Operations on Underlying Tables

Join views are affected by data modifications on underlying tables in different ways, based on the type of data modification.

  • inserts - if a record is added to an underlying table, it will not appear in queries of the join view, whether or not the applied filter would include it
  • updates - if a record that already contributes to a join view record set is modified in its underlying table, it will appear with the modified values when the join view is re-queried; if a record that does not contribute to a join view record set is modified in its underlying table in a way that would make it part of the join view record set, it will not appear when the join view is re-queried
  • deletes - if a record that already contributes to a join view record set is deleted from its underlying table, it will still appear when the join view is re-queried

Overall, data manipulation within the tables supporting a join view will not cause the number of records returned by the join view to change, though updates to records already part of the join view record set will be reflected in the data values retrieved from the join view.

Cartesian Products

Though the sharded tables in a join view must be joined in the join view creation expression, the replicated tables do not have to be.

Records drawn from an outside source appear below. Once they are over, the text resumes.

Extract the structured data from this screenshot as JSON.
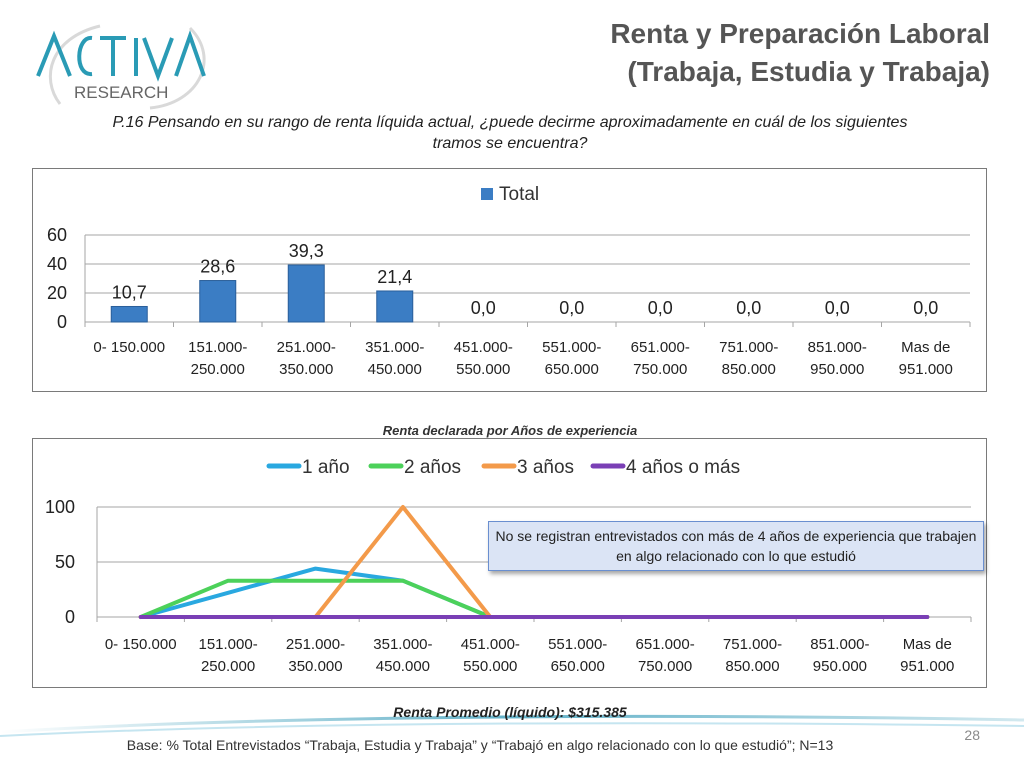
{
  "logo": {
    "line1": "ACTIVA",
    "line2": "RESEARCH"
  },
  "header": {
    "title_line1": "Renta y Preparación Laboral",
    "title_line2": "(Trabaja, Estudia y Trabaja)"
  },
  "question": "P.16  Pensando en su rango de renta líquida actual, ¿puede decirme aproximadamente en cuál de los siguientes tramos se encuentra?",
  "line_caption": "Renta declarada por Años de experiencia",
  "note": "No se registran entrevistados con más de 4 años de experiencia que trabajen en algo relacionado con lo que estudió",
  "average": "Renta Promedio (líquido): $315.385",
  "base": "Base: % Total Entrevistados “Trabaja, Estudia y Trabaja” y “Trabajó en algo relacionado con lo que estudió”; N=13",
  "page_number": "28",
  "colors": {
    "bar": "#3b7dc4",
    "s1": "#29a8e0",
    "s2": "#4cd15a",
    "s3": "#f39a4a",
    "s4": "#7a3fb5"
  },
  "chart_data": [
    {
      "type": "bar",
      "categories": [
        [
          "0- 150.000"
        ],
        [
          "151.000-",
          "250.000"
        ],
        [
          "251.000-",
          "350.000"
        ],
        [
          "351.000-",
          "450.000"
        ],
        [
          "451.000-",
          "550.000"
        ],
        [
          "551.000-",
          "650.000"
        ],
        [
          "651.000-",
          "750.000"
        ],
        [
          "751.000-",
          "850.000"
        ],
        [
          "851.000-",
          "950.000"
        ],
        [
          "Mas de",
          "951.000"
        ]
      ],
      "series": [
        {
          "name": "Total",
          "values": [
            10.7,
            28.6,
            39.3,
            21.4,
            0.0,
            0.0,
            0.0,
            0.0,
            0.0,
            0.0
          ]
        }
      ],
      "data_labels": [
        "10,7",
        "28,6",
        "39,3",
        "21,4",
        "0,0",
        "0,0",
        "0,0",
        "0,0",
        "0,0",
        "0,0"
      ],
      "ylim": [
        0,
        60
      ],
      "yticks": [
        0,
        20,
        40,
        60
      ],
      "grid": true,
      "legend": "top-center"
    },
    {
      "type": "line",
      "categories": [
        [
          "0- 150.000"
        ],
        [
          "151.000-",
          "250.000"
        ],
        [
          "251.000-",
          "350.000"
        ],
        [
          "351.000-",
          "450.000"
        ],
        [
          "451.000-",
          "550.000"
        ],
        [
          "551.000-",
          "650.000"
        ],
        [
          "651.000-",
          "750.000"
        ],
        [
          "751.000-",
          "850.000"
        ],
        [
          "851.000-",
          "950.000"
        ],
        [
          "Mas de",
          "951.000"
        ]
      ],
      "series": [
        {
          "name": "1 año",
          "values": [
            0,
            22,
            44,
            33,
            0,
            0,
            0,
            0,
            0,
            0
          ]
        },
        {
          "name": "2 años",
          "values": [
            0,
            33,
            33,
            33,
            0,
            0,
            0,
            0,
            0,
            0
          ]
        },
        {
          "name": "3 años",
          "values": [
            0,
            0,
            0,
            100,
            0,
            0,
            0,
            0,
            0,
            0
          ]
        },
        {
          "name": "4 años o más",
          "values": [
            0,
            0,
            0,
            0,
            0,
            0,
            0,
            0,
            0,
            0
          ]
        }
      ],
      "ylim": [
        0,
        100
      ],
      "yticks": [
        0,
        50,
        100
      ],
      "grid": true,
      "legend": "top-center"
    }
  ]
}
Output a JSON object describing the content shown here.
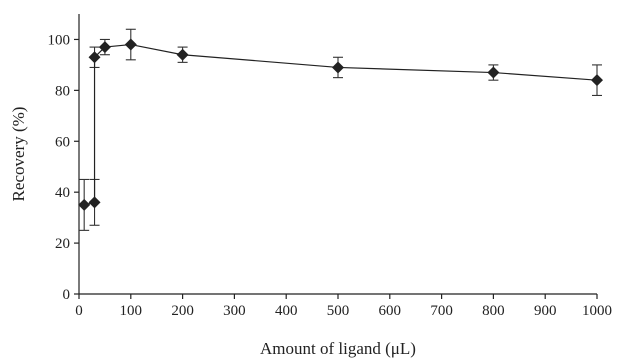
{
  "chart_data": {
    "type": "scatter",
    "xlabel": "Amount of ligand (μL)",
    "ylabel": "Recovery (%)",
    "xlim": [
      0,
      1000
    ],
    "ylim": [
      0,
      110
    ],
    "x_ticks": [
      0,
      100,
      200,
      300,
      400,
      500,
      600,
      700,
      800,
      900,
      1000
    ],
    "y_ticks": [
      0,
      20,
      40,
      60,
      80,
      100
    ],
    "grid": false,
    "marker": "diamond",
    "line": true,
    "colors": {
      "series": "#222222"
    },
    "series": [
      {
        "x": [
          10,
          30,
          30,
          50,
          100,
          200,
          500,
          800,
          1000
        ],
        "y": [
          35,
          36,
          93,
          97,
          98,
          94,
          89,
          87,
          84
        ],
        "error": [
          10,
          9,
          4,
          3,
          6,
          3,
          4,
          3,
          6
        ]
      }
    ]
  }
}
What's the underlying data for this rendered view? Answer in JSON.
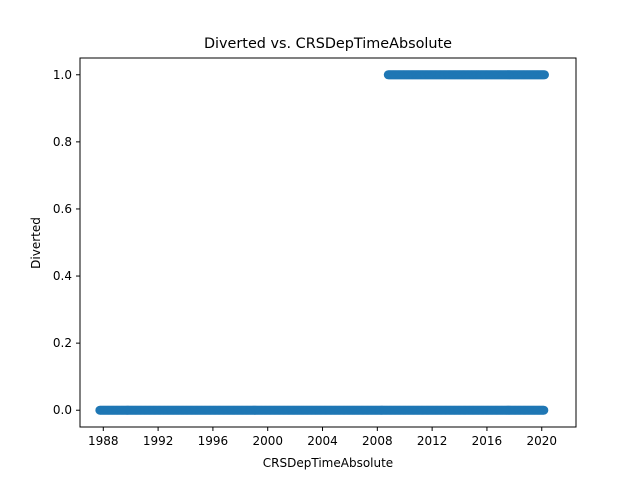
{
  "chart_data": {
    "type": "scatter",
    "title": "Diverted vs. CRSDepTimeAbsolute",
    "xlabel": "CRSDepTimeAbsolute",
    "ylabel": "Diverted",
    "x_tick_labels": [
      "1988",
      "1992",
      "1996",
      "2000",
      "2004",
      "2008",
      "2012",
      "2016",
      "2020"
    ],
    "x_tick_values": [
      1988,
      1992,
      1996,
      2000,
      2004,
      2008,
      2012,
      2016,
      2020
    ],
    "y_tick_labels": [
      "0.0",
      "0.2",
      "0.4",
      "0.6",
      "0.8",
      "1.0"
    ],
    "y_tick_values": [
      0.0,
      0.2,
      0.4,
      0.6,
      0.8,
      1.0
    ],
    "xlim": [
      1986.3,
      2022.5
    ],
    "ylim": [
      -0.05,
      1.05
    ],
    "grid": false,
    "marker_color": "#1f77b4",
    "series": [
      {
        "x_range": [
          1987.75,
          2020.2
        ],
        "y": 0.0
      },
      {
        "x_range": [
          2008.8,
          2020.2
        ],
        "y": 1.0
      }
    ]
  }
}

In this case, a Cartesian Product will result for every unmerged replicated table.

For example, given table A with integer columns x and y and three records, and table B with a string column r and an integer column s and two records, as follows:

Table A:

x y
1 10
2 20
3 30

Table B:

r s
'x' 100
'y' 200

Then the join view of A and B, prefixing the result columns with a_ and b_, respectively, and with no expression given is a 4-column view with 6 records, as follows:

a_x a_y b_r b_s
1 10 'x' 100
1 10 'y' 200
2 20 'x' 100
2 20 'y' 200
3 30 'x' 100
3 30 'y' 200

It should be noted that while the view produced is the cross-product of the input tables, the actual cross-product is never realized in memory. However, when doing an aggregate operation (such as group-by or histogram) on the join view, every object in the cross-product will be visited. Filter operations that transform input join views into smaller result join views should be done prior to any aggregation queries, reducing the number of records that must be visited.

Note

In order for a join to be allowed to contain a Cartesian Product, both the server and the client call need to be configured properly. See the Configuration Reference section for server configuration details and /create/jointable endpoint documentation for API details. If not configured properly, a Cartesian Product may result in an error.